Many programs with the individual as the social assistance unit are related to recognition of special merit or vulnerability. Social merit can comprise groups such as war veterans, families of war victims or atrocities, “hero” mothers, and occasionally even artists. Such programs are not uncommon, but usually they are fairly small and, if related only to merit, not a branch of social policy on which this book can shed much light. Programs for children and people living with disability often cite a strong basis in rights and documents, such as the Convention on the Rights of the Child (1989), the Convention on the Rights of Persons with Disabilities (2006), or the movement on the rights of the elderly.11 The vulnerabilities of these groups are well understood (box 3.1). The consensus around these rights is strong, as testified by the number of signatory nations. Since the rights established for these groups are congruent with the economic and social rights established for wider populations, the dilemmas about progressive realization are similar to those discussed in chapter 1.
Often programs that nominally focus on individuals as the social assistance unit are grounded in a perceived correlation between the individual category and need. For example, veterans may receive preferential access to training or livelihood programs to smooth their transition to civilian life. Children and the elderly may not be expected to generate income and indeed may to varying degrees require care that reduces the earnings of caregivers. Thus, children and the elderly, as individuals or households with more than an average share of nonearners, may be poorer on average. Disability is often listed among categorical benefits, but it is much more complicated and in some ways unlike other categories, at least in the difficulty of determining who belongs in the category (see box 5.5, in chapter 5).
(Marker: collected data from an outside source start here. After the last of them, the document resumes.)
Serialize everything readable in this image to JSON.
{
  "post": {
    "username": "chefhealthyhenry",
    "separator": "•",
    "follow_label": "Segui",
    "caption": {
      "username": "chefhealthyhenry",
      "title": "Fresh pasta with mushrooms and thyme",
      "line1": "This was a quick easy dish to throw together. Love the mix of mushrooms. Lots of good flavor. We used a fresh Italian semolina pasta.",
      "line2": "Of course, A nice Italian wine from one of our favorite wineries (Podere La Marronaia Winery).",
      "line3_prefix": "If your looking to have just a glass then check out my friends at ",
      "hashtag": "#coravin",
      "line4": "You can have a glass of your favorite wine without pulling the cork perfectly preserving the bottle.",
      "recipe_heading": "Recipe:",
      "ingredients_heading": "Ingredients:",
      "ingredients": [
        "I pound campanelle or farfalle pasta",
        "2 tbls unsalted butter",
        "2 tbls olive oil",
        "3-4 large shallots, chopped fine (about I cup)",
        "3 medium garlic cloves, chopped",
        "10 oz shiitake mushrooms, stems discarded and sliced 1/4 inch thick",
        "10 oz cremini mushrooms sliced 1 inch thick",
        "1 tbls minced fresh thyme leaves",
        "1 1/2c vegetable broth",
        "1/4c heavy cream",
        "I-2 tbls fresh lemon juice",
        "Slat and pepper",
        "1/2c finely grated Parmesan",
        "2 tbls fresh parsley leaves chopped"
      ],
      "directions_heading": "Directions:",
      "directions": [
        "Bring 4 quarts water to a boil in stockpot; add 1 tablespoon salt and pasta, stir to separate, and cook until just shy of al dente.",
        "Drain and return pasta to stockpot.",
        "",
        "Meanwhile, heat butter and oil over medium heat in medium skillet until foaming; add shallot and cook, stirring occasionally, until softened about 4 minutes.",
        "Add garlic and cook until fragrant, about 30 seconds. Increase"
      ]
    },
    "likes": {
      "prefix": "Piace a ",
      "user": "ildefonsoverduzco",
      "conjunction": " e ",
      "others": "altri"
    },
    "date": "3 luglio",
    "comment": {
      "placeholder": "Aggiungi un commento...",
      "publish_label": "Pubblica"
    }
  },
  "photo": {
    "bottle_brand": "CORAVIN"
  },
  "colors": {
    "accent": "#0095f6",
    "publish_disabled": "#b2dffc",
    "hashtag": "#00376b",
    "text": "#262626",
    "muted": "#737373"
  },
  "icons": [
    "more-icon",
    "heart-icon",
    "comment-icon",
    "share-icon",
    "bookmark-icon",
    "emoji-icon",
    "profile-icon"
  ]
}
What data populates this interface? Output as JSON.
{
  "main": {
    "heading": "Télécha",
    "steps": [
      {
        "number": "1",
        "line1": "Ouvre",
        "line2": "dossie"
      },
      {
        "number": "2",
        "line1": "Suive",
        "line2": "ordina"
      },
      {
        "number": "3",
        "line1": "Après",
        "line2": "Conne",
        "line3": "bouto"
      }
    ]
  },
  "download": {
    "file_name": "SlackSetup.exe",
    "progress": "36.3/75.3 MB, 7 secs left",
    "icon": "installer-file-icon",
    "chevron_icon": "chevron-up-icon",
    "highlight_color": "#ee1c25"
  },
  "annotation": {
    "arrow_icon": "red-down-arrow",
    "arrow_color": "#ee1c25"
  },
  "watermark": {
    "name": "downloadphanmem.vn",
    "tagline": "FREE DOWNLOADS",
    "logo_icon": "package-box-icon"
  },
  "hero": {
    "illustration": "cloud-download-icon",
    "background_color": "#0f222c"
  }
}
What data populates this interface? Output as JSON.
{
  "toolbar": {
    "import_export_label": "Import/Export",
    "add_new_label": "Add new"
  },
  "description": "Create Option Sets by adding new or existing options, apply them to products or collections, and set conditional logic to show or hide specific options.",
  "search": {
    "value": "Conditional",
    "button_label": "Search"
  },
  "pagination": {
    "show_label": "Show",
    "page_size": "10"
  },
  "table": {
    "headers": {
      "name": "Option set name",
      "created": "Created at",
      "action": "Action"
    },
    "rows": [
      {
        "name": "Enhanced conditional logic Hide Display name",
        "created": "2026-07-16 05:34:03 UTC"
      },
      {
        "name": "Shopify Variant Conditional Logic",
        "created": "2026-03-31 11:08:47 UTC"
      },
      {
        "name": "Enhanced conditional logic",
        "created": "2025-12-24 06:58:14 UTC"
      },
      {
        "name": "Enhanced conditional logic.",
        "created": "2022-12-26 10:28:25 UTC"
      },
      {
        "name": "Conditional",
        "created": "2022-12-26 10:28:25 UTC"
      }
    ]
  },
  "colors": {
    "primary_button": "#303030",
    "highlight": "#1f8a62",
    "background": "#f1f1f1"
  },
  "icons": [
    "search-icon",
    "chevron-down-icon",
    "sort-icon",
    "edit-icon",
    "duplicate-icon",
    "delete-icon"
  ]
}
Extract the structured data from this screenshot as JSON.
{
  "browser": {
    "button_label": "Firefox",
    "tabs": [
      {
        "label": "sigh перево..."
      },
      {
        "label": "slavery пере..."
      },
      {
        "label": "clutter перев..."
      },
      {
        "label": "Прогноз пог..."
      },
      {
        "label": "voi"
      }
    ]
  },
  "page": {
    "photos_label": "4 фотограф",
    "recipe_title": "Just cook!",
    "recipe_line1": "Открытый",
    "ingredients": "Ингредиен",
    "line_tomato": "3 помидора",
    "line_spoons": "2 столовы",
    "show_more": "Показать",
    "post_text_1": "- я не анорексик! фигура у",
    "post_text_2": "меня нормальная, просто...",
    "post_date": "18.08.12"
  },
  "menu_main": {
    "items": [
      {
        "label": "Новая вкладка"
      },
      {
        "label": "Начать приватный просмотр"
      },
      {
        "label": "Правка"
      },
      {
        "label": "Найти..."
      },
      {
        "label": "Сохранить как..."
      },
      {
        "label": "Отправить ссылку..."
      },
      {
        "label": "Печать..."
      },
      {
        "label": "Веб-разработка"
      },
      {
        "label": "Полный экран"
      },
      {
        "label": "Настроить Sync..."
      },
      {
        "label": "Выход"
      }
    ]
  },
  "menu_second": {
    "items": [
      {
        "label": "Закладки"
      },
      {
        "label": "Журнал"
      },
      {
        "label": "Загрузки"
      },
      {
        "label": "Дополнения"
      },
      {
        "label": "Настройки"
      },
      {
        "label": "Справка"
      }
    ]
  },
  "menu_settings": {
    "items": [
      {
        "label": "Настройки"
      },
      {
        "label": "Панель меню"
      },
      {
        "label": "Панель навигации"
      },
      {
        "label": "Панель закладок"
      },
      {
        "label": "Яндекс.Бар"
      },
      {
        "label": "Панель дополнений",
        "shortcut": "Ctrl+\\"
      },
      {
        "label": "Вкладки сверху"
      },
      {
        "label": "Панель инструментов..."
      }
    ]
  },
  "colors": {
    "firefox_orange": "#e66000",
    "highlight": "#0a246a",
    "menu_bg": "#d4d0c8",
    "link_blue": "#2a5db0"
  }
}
If correlation with need is the main reason for programs focused on individuals, then it is very important to consider in detail, quantitatively and in each pertinent setting, how strong such correlations are. This leads to several methodological questions, especially relating to economies of scale and equivalence, which can be particularly important in welfare rankings of families of different demographic compositions. While the theory of why both are sensible constructs to use is intuitive and broadly shared, consensus on a practical calibration of them remains elusive (Deaton 2016; Deaton and Zaidi 2002; Newhouse, Suarez-Becerra, and Evans 2016; Ravallion 2015; World Bank 2018a).